I was reading an article recently where the author talked about her fondness of an App that removes profanity from her favorite books. She admitted to qualms about its use, but because of her strict upbringing, she didn’t like profanity. As an avid reader, she found the App helpful, and highly recommended it.
Okay, I admit...I didn't know such a thing even existed. So I went to the Google site, where the Android version is sold, to do some research. I learned it essentially "sanitizes" e-books by removing profanity. The tagline for the App is: “Read books, not profanity.”
According to the description, it has three settings: “Clean,” “Cleaner” or “Squeaky Clean.” When the App finds an offensive word, it’s hidden from the screen with a gray box. You can click on a small dot in the middle of the box, and another, more “appropriate” word will be shown. (Makes me wonder how a book like 50 Shades of Grey would read. Would the entire book be blanked out?)
Personally, and certainly as an Author, I find this App offensive for several reasons:
1. Arbitrary, subjective and capricious.
Profanity is a cultural and geographical phenomenon, and changes over time. What’s “dirty” in one place is not in another; what was “dirty” a hundred years ago is not now. (e.g., The Canterbury Tales)
Profanity is also a personal matter. I have words that I see as obscene, while some don’t bother me at all. But my personal tastes should not cause a book to be edited. (For example, I’m deeply offended by racial slurs, but was appalled when a publisher produced an edition of Huckleberry Finn, without the n-word.) In fact, when a reader asked me about the use of profanity in my books, I responded with this blog post.)
Who determines what's a "dirty" word?
What criteria is used?
Why are certain words considered “profanity,” but not certain actions? (e.g., a rape, or a torture scene)
When doing my research, I found some of the silly changes made in actual books:
Lady Chatterley’s Lover (D. H. Lawrence)
Before: ‘It was not woman’s fault, nor even love’s fault, nor the fault of sex.’

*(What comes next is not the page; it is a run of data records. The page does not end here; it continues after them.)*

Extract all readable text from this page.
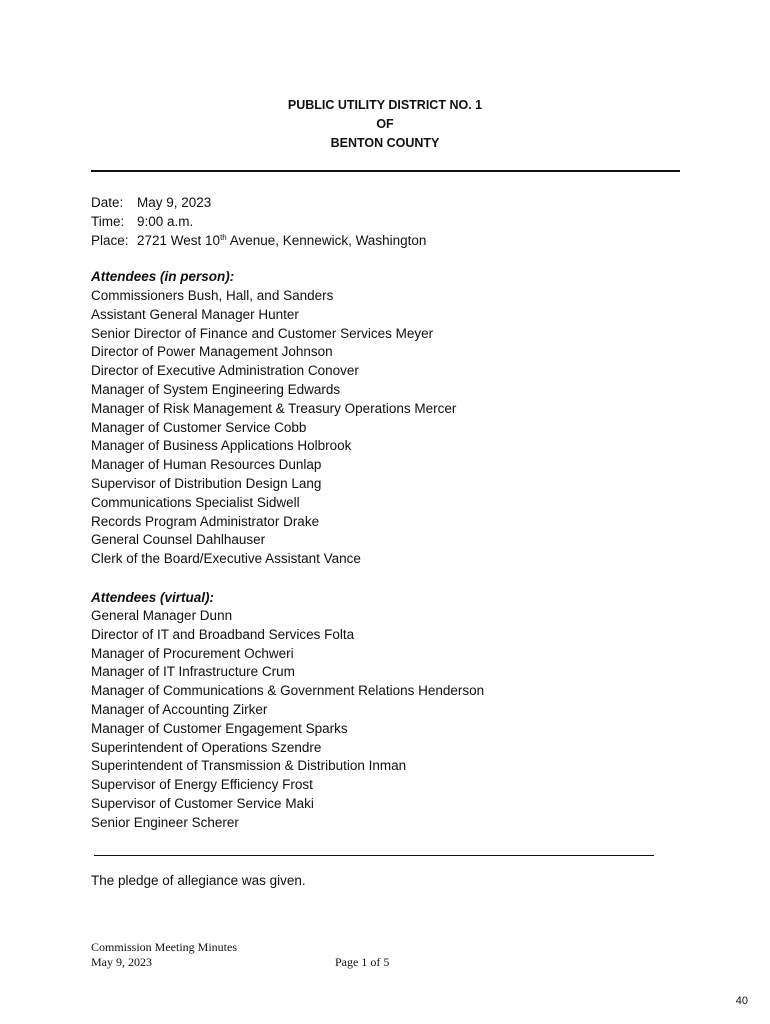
PUBLIC UTILITY DISTRICT NO. 1
OF
BENTON COUNTY
Date: May 9, 2023
Time: 9:00 a.m.
Place: 2721 West 10th Avenue, Kennewick, Washington
Attendees (in person):
Commissioners Bush, Hall, and Sanders
Assistant General Manager Hunter
Senior Director of Finance and Customer Services Meyer
Director of Power Management Johnson
Director of Executive Administration Conover
Manager of System Engineering Edwards
Manager of Risk Management & Treasury Operations Mercer
Manager of Customer Service Cobb
Manager of Business Applications Holbrook
Manager of Human Resources Dunlap
Supervisor of Distribution Design Lang
Communications Specialist Sidwell
Records Program Administrator Drake
General Counsel Dahlhauser
Clerk of the Board/Executive Assistant Vance
Attendees (virtual):
General Manager Dunn
Director of IT and Broadband Services Folta
Manager of Procurement Ochweri
Manager of IT Infrastructure Crum
Manager of Communications & Government Relations Henderson
Manager of Accounting Zirker
Manager of Customer Engagement Sparks
Superintendent of Operations Szendre
Superintendent of Transmission & Distribution Inman
Supervisor of Energy Efficiency Frost
Supervisor of Customer Service Maki
Senior Engineer Scherer
The pledge of allegiance was given.
Commission Meeting Minutes
May 9, 2023	Page 1 of 5
40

After: ‘It was not woman’s fault, nor even love’s fault, nor the fault of [love].’
Before: ‘She threaded two pink campions in the bush of red-gold hair above his penis.’
After: ‘She threaded two pink campions in the bush of red-gold hair above his [groin].’
Gone Girl (Gillian Flynn)
Before: ‘The girl is one step ahead of me in everything, even shitty luck.’
After: ‘The girl is one step ahead of me in everything, even [crappy] luck.’
A reader may not like what the author said, but free speech means the writer is allowed to write it. And the reader is free to disagree, be offended, gasp in shock...or read something else!
3. A violation of artist rights.
The author did not agree to these changes. Why should a company be allowed to take a writer’s book and decide what should be there and what shouldn’t?
In my second book, my editor didn’t like the nickname of my main character. She and I had numerous discussions, but I prevailed. I would be very upset she'd chosen to make the changes anyway.
I am not a lawyer, and know from my research that the company who makes the App disagrees (obviously), but as a writer, I believe that any and all changes to the book I wrote should be approved by me, not the decision of a programming code matrix.
4. Vandalizes the artist’s work.
I see this no differently than if someone decided to go into a museum and painted clothes on the nudes displayed, because they were offended by the nudity.
5. Changes the intent of the writer.
Once all the "profanity" is removed, are you reading the same book the author wrote? What is Catcher in the Rye without Holden’s expletives?
Trust me, I don’t think profanity should be used out of laziness, and if I wrote (or bought) children’s book, I would see profanity in a different context. (I also wouldn’t take my kids to see movies that contained excessive profanity or violence!) But as writers, we use the words we do for a reason. That should be respected.
6. It’s juvenile!
Come on. If someone is angry, and says “Oh, fudge,” we all know what they really mean. If I see a word blocked on my Kindle screen, and the substitute is “Oh, copulate,” my mind will fill in the blank. Grow up!
Clarification: Downloading the App won’t impact any books you have loaded in your Nook or Kindle. Books have to be purchased from their library, and I understand there are current legal problems with the vendor who has provided that service to them. There’s also evidence that the App is having difficulties due to accusations of copyright infringement and censorship, particularly in other countries that offer greater protections for artists than we are afforded here in the United States. At the time of writing, it’s still available for download, but by the time you read this post, it could all be a moot point, though I’m sure other apps will follow, offering the same “cleaning service.”
I don’t give a crap [shit] if an App recommends less offensive books, or rates books based on the profanity content. But when it comes to restricting/removing words, Oh, heck [hell] no. You can kiss my grits [ass]. I do care [give a damn]!